Seto felt fatigued and was concerned about his prospects on the second day, adding:

It seems that I’m tired. My head is trying to tell me I’m not tired, but my body doesn’t agree. In the 400 I wanted to go below four minutes, but I wasn’t able to do that. Now we’re in Japan, the home of onsen natural springs, so I want to take a bath in one!

Conquered by Seto in the 200m fly, Le Clos blitzed home in 22.30 to win the 50m version. Le Clos, a triple FINA World Cup overall series winner, looks destined to finish runner-up to Morozov this time, but continues to feel an affinity for the competition.

“I’m never happy when I get second. In the 200, I felt really good the first 100, but the third 50 was like I had a piano on my back, and 29.42 is a long-course split, so I think that’s where I went wrong. I gave him a bit too much in that third 50,” said the South African.

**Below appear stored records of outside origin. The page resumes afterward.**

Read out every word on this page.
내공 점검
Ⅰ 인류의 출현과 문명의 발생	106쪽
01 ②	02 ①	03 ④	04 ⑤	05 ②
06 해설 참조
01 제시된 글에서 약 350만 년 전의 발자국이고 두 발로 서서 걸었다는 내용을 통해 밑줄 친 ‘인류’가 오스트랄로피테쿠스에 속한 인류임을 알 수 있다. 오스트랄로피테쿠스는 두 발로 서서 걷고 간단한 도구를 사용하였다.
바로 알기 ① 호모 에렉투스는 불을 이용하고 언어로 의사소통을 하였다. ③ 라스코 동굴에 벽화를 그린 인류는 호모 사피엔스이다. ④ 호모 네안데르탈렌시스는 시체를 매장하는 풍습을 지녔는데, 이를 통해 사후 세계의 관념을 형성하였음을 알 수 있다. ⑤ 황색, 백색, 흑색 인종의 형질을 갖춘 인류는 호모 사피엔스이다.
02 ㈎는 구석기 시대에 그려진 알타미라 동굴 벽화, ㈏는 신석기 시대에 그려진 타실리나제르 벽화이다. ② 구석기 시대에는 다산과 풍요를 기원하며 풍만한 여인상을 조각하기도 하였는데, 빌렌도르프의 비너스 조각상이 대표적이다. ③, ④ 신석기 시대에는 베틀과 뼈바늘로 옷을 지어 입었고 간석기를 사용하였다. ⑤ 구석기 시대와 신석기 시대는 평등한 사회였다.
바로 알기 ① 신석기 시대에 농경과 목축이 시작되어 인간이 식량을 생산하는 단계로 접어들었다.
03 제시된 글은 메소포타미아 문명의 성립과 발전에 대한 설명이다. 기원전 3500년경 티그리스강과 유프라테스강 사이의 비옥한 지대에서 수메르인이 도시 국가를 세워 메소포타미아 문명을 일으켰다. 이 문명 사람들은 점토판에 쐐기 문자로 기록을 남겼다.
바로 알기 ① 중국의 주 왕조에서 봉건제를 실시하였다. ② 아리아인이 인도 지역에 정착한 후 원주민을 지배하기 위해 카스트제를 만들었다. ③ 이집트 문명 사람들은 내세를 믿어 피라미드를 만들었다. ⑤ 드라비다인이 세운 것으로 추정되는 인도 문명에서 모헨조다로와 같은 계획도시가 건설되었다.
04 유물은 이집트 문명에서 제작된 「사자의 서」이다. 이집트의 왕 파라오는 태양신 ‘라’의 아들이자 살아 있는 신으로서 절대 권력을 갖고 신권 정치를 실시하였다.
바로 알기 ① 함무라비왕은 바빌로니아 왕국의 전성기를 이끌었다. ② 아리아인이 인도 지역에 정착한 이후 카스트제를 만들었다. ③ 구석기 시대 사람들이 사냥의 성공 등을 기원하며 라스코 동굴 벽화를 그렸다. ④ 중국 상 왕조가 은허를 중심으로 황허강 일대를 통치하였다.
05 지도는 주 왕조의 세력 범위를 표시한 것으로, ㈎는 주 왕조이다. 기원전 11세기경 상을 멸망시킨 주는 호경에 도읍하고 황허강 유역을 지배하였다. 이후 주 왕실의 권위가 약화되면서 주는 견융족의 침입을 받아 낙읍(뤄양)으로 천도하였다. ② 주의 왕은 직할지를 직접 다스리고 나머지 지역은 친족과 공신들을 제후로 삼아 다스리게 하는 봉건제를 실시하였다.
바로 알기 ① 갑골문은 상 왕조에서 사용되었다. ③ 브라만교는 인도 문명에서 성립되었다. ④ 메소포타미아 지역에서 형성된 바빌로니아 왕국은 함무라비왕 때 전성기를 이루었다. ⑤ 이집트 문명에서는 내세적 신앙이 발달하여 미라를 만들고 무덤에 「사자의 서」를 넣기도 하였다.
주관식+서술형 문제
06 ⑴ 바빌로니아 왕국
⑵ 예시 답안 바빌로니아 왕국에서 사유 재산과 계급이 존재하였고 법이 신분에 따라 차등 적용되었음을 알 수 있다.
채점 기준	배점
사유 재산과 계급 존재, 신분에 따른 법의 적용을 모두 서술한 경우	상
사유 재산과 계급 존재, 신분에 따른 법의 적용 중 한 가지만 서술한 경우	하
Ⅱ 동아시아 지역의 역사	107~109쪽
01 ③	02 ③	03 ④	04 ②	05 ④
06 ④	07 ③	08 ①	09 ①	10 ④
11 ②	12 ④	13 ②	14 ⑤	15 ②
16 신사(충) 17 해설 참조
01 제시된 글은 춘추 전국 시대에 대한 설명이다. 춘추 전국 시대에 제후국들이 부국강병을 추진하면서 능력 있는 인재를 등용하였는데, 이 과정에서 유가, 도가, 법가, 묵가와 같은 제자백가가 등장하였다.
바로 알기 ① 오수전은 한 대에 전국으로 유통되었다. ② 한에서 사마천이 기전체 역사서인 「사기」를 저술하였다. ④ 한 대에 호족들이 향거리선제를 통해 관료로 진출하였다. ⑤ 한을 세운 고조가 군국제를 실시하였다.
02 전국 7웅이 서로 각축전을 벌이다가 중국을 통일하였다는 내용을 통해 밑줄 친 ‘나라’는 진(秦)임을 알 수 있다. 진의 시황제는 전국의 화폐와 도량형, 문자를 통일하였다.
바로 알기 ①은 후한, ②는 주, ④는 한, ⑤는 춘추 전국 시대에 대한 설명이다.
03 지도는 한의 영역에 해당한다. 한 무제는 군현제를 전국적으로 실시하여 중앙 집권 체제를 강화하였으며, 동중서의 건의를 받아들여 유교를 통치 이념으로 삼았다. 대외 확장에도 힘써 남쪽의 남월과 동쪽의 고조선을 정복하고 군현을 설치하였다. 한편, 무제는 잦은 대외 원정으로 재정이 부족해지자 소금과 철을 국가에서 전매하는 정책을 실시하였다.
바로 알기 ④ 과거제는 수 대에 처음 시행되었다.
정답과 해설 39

“I love the World Cup, it’s a great competition — being able to travel while getting some racing in. Of course, the money’s good, but it’s a good opportunity to improve the smaller things, your starts, get sharper. I’m excited for the final leg in Hong Kong, and excited for next year’s World Cup.”

Aussie Mitch Larkin landed the 100m back in 50.23 as he continues his comeback from a post-Rio break. Larkin had been favourite for 100m and 200m back gold at the Olympics, but finished fourth and second respectively.

I’ve been back in the water two weeks since Rio so it’s good to just get some racing in, but maybe I would have liked to have been a bit quicker. I think I was out a bit slow, and some of my turns were a bit long, but that’s racing,” he said.

“Looking back I’m really proud of how the week in Rio panned out. For me it was a bit of an emotional roller-coaster, ups and downs. I learned a lot about myself which is really good. I'm going to be a bit patient with my swimming now, take some time off, and if I’m not 100% fit next year at the trials then so be it.”